Avant qu’on se soit rendu compte que la proclamation d’indépendance de République de Catalogne n’en était pas vraiment une, l’existence éphémère de cet Etat avait été instantanément gravée. Parce qu’Internet n’oublie rien, et surtout pas les épiphénomènes à haute teneur d’absurdité.

Lorsqu’il prend la parole, le 10 octobre, le président catalan, Carles Puigdemont, a participé à la signature de la proclamation au Parlement local :

  • Il commence par redire que « la Catalogne a gagné le droit d’être un Etat indépendant » et que ce « moment exceptionnel et historique » est « la conséquence politique » du vote du 1er octobre.
  • Dans la phrase qui suit, il dit : « Le gouvernement catalan et moi-même proposons que le Parlement suspende les effets d’une déclaration d’indépendance afin de pouvoir entreprendre dans les prochains jours un dialogue. »

Le site Internet d’El Pais a repassé la séquence avec un chronomètre :

  • La déclaration a duré, en tout, 56 secondes.
  • La fin de la première phrase a été suivie de 34 secondes d’applaudissements.
  • « Puigdemont a continué son discours.
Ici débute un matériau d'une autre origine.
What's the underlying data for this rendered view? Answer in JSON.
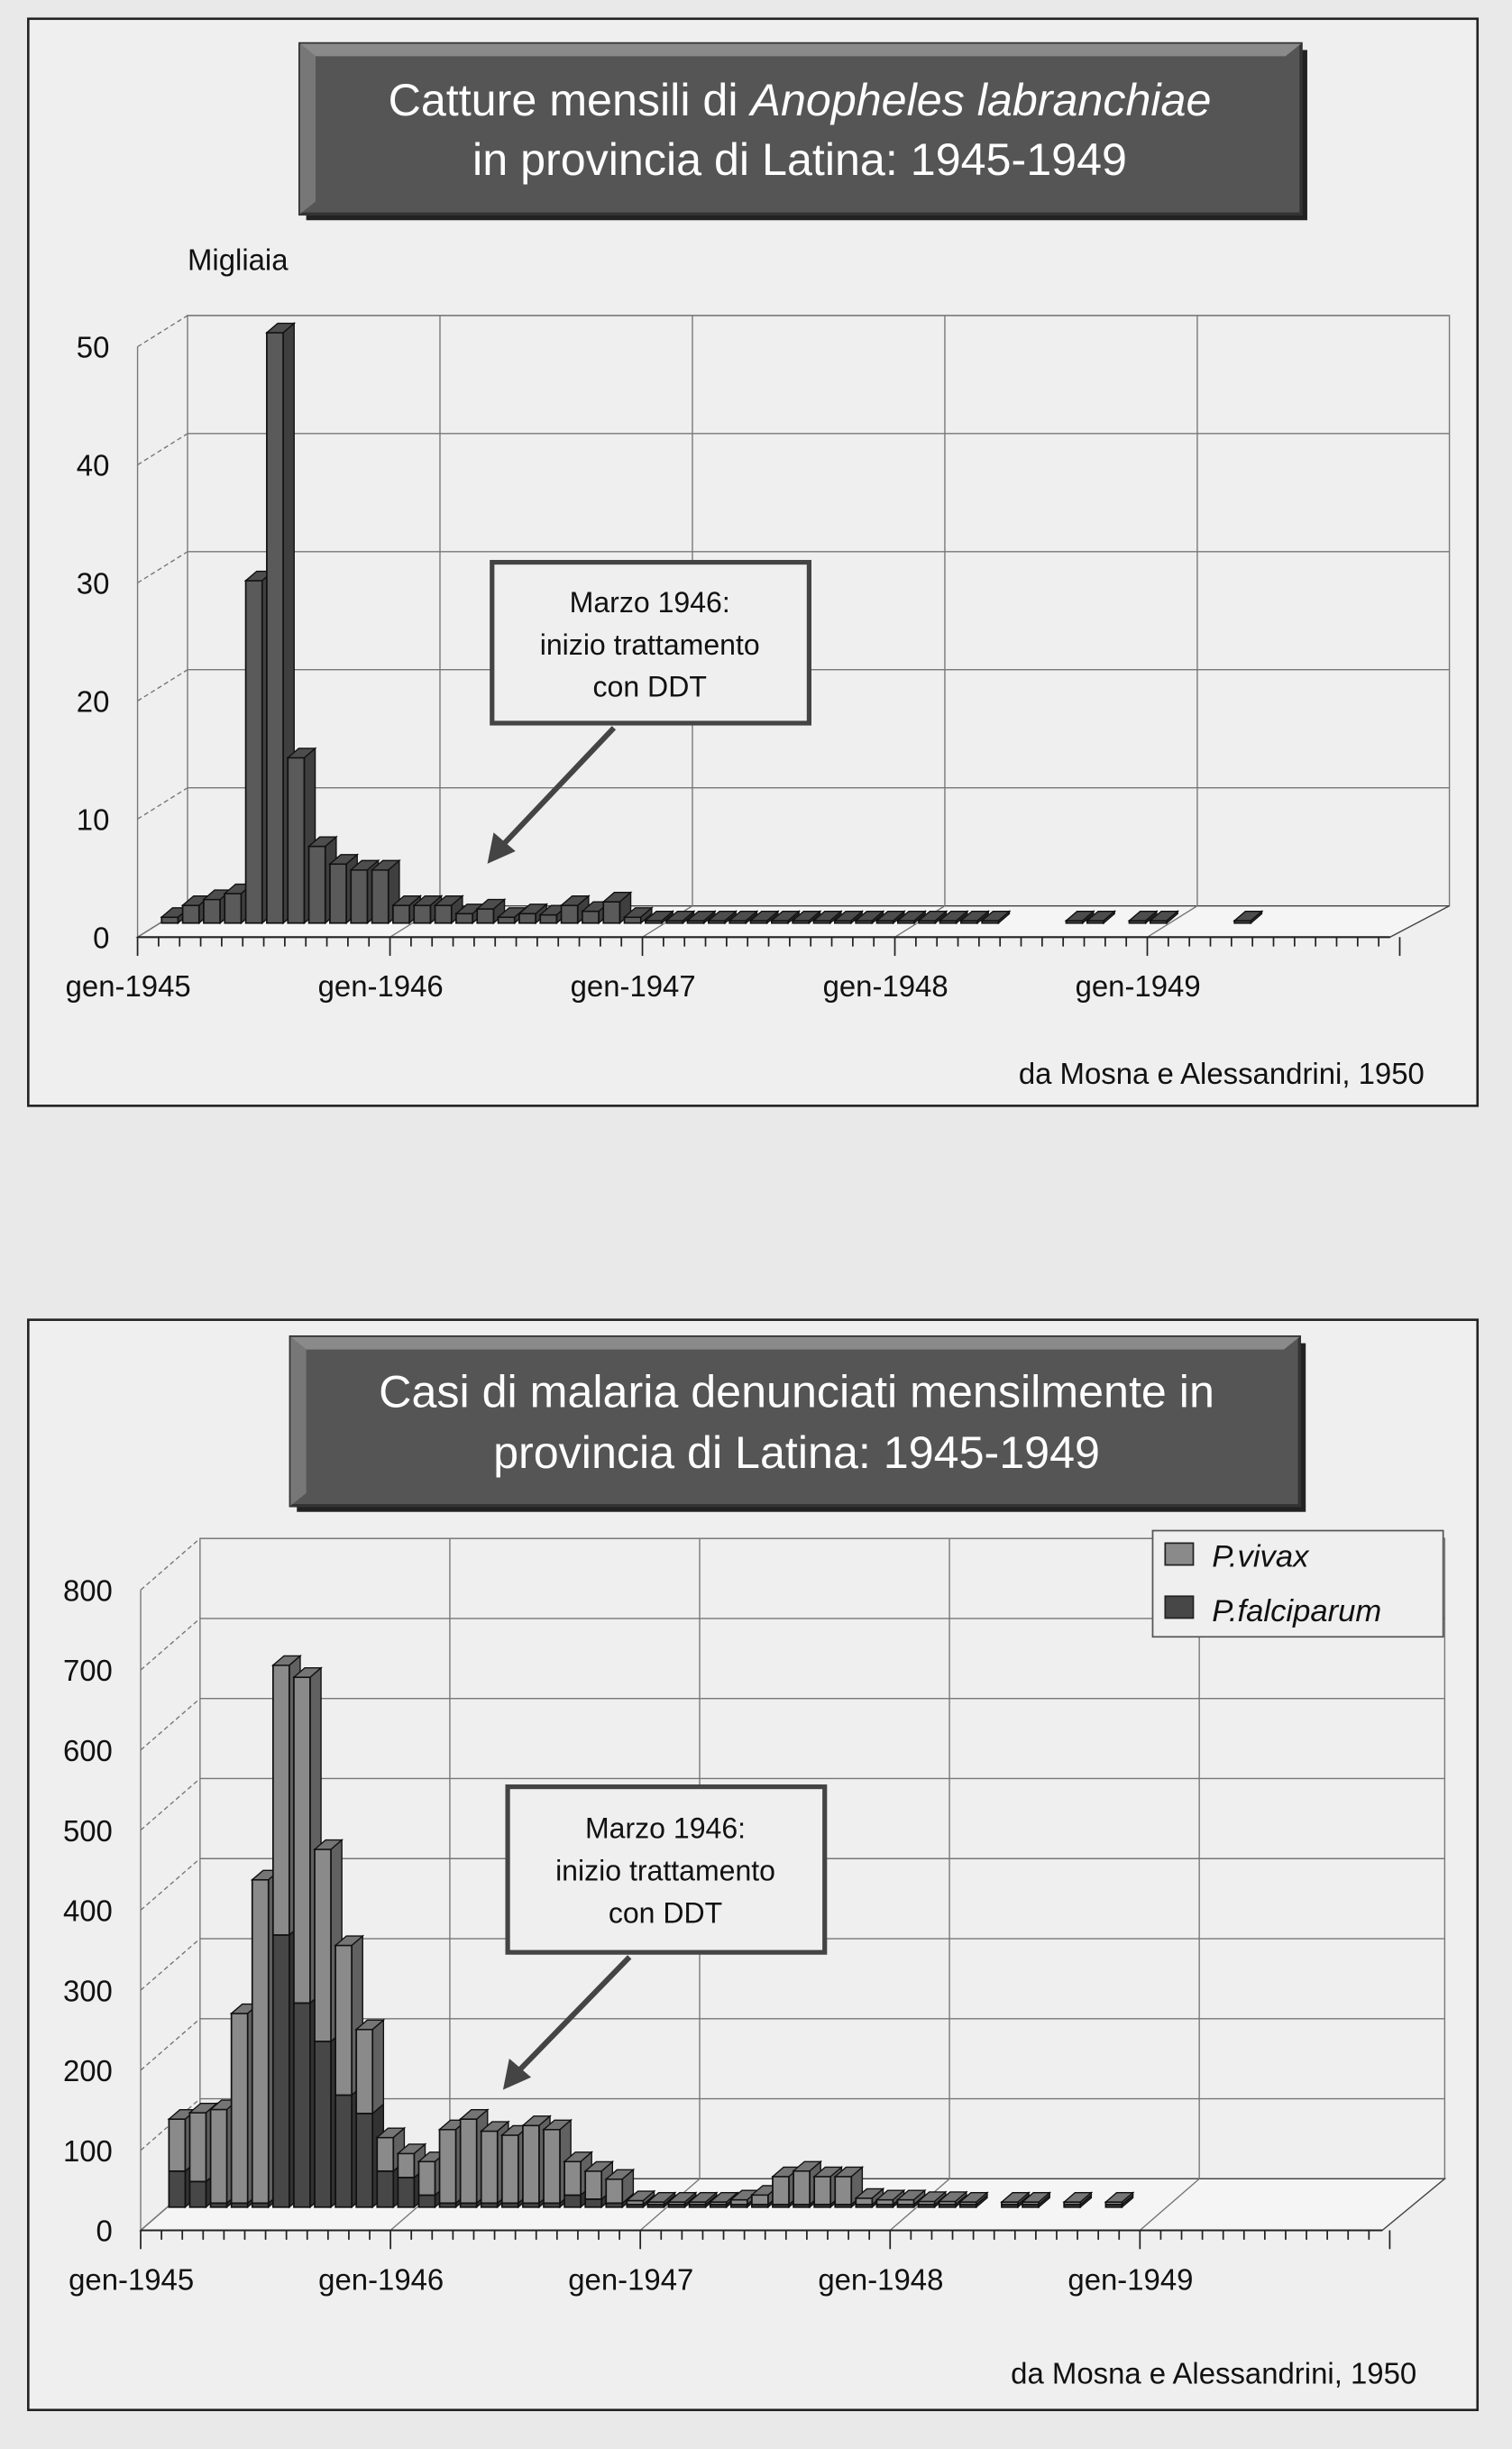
{
  "colors": {
    "page": "#e9e9e9",
    "panel": "#efefef",
    "title_bg": "#555555",
    "bar": "#5a5a5a",
    "vivax": "#8a8a8a",
    "falciparum": "#474747"
  },
  "chart_data": [
    {
      "type": "bar",
      "title_line1_prefix": "Catture mensili di ",
      "title_line1_italic": "Anopheles labranchiae",
      "title_line2": "in provincia di Latina: 1945-1949",
      "ylabel": "Migliaia",
      "ylim": [
        0,
        50
      ],
      "yticks": [
        "0",
        "10",
        "20",
        "30",
        "40",
        "50"
      ],
      "xticks": [
        "gen-1945",
        "gen-1946",
        "gen-1947",
        "gen-1948",
        "gen-1949"
      ],
      "annotation": [
        "Marzo 1946:",
        "inizio trattamento",
        "con DDT"
      ],
      "source": "da Mosna e Alessandrini, 1950",
      "x_start": "gen-1945",
      "series": [
        {
          "name": "Anopheles labranchiae",
          "values": [
            0.5,
            1.5,
            2,
            2.5,
            29,
            50,
            14,
            6.5,
            5,
            4.5,
            4.5,
            1.5,
            1.5,
            1.5,
            0.8,
            1.2,
            0.5,
            0.8,
            0.7,
            1.5,
            1,
            1.8,
            0.5,
            0.2,
            0.2,
            0.2,
            0.2,
            0.2,
            0.2,
            0.2,
            0.2,
            0.2,
            0.2,
            0.2,
            0.2,
            0.2,
            0.2,
            0.2,
            0.2,
            0.2,
            null,
            null,
            null,
            0.2,
            0.2,
            null,
            0.2,
            0.2,
            null,
            null,
            null,
            0.2,
            null,
            null,
            null,
            null,
            null,
            null,
            null,
            null
          ]
        }
      ]
    },
    {
      "type": "bar",
      "stacked": true,
      "title_line1": "Casi di malaria denunciati mensilmente in",
      "title_line2": "provincia di Latina: 1945-1949",
      "ylim": [
        0,
        800
      ],
      "yticks": [
        "0",
        "100",
        "200",
        "300",
        "400",
        "500",
        "600",
        "700",
        "800"
      ],
      "xticks": [
        "gen-1945",
        "gen-1946",
        "gen-1947",
        "gen-1948",
        "gen-1949"
      ],
      "annotation": [
        "Marzo 1946:",
        "inizio trattamento",
        "con DDT"
      ],
      "source": "da Mosna e Alessandrini, 1950",
      "legend_position": "top-right",
      "series": [
        {
          "name": "P.vivax",
          "values": [
            65,
            86,
            117,
            237,
            404,
            337,
            407,
            240,
            187,
            105,
            42,
            30,
            42,
            92,
            105,
            90,
            85,
            97,
            92,
            42,
            35,
            30,
            5,
            3,
            3,
            3,
            3,
            6,
            12,
            35,
            42,
            35,
            35,
            8,
            6,
            6,
            4,
            4,
            3,
            null,
            3,
            3,
            null,
            3,
            null,
            3,
            null,
            null,
            null,
            null,
            null,
            null,
            null,
            null,
            null,
            null,
            null,
            null,
            null,
            null
          ]
        },
        {
          "name": "P.falciparum",
          "values": [
            45,
            32,
            5,
            5,
            5,
            340,
            255,
            207,
            140,
            117,
            45,
            37,
            15,
            5,
            5,
            5,
            5,
            5,
            5,
            15,
            10,
            5,
            2,
            2,
            2,
            2,
            2,
            2,
            3,
            2,
            3,
            2,
            2,
            2,
            2,
            2,
            1,
            1,
            1,
            null,
            1,
            1,
            null,
            1,
            null,
            1,
            null,
            null,
            null,
            null,
            null,
            null,
            null,
            null,
            null,
            null,
            null,
            null,
            null,
            null
          ]
        }
      ]
    }
  ]
}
La phrase suivante, qu’il a prononcée en 22 secondes, confirmait la suspension de l’indépendance qu’il venait de proclamer. »

Comment raconter ce court instant autrement qu’avec le discours enregistré lui-même ? Comment résumer l’euphorie, l’incompréhension et la déception qui se succèdent presque instantanément ?

Les travailleurs hyperréactifs de l’ombre chez Wikipédia ont rajouté la très temporaire République de Catalogne sur la page des « Etats souverains à la plus courte durée de vie ». Ils lui ont attribué une existence de huit secondes, ce qui en a fait l’Etat le plus éphémère de l’histoire, la République fédérale de Russie de 1918 (six heures) et le précédent Etat catalan de 1934 (neuf heures).

La modification a vite été effacée par les modérateurs. La capture d’écran a survécu et a essaimé sur les réseaux et les fils Whatsapp.

On peut aussi raconter ce moment en images, avec un visage pour représenter l’ensemble des indépendantistes catalans.

Pendant que M. Puigdemont parlait, des milliers de personnes étaient rassemblées sur le Paseo Lluís Companys. Le photographe de Reuters Ivan Alvarado s’est concentré sur une manifestante particulièrement expressive, dont les réactions suivent tellement bien les chicanes du court discours qu’elles en deviennent des allégories.

L’attente

La délivrance

Ivan Alvarado / REUTERS

L’euphorie

Ivan Alvarado / REUTERS

L’incompréhension

Ivan Alvarado / REUTERS

La déception

Ivan Alvarado / REUTERS

Sur les réseaux, la juxtaposition de deux photos de cette manifestante – la création d’un mème en temps quasi-réel – a suffi à ceux qui la découvraient dans leur flux pour comprendre l’essence de ce qu’il s’était passé ce 10 octobre au soir, sans avoir à lire des analyses ou regarder des vidéos.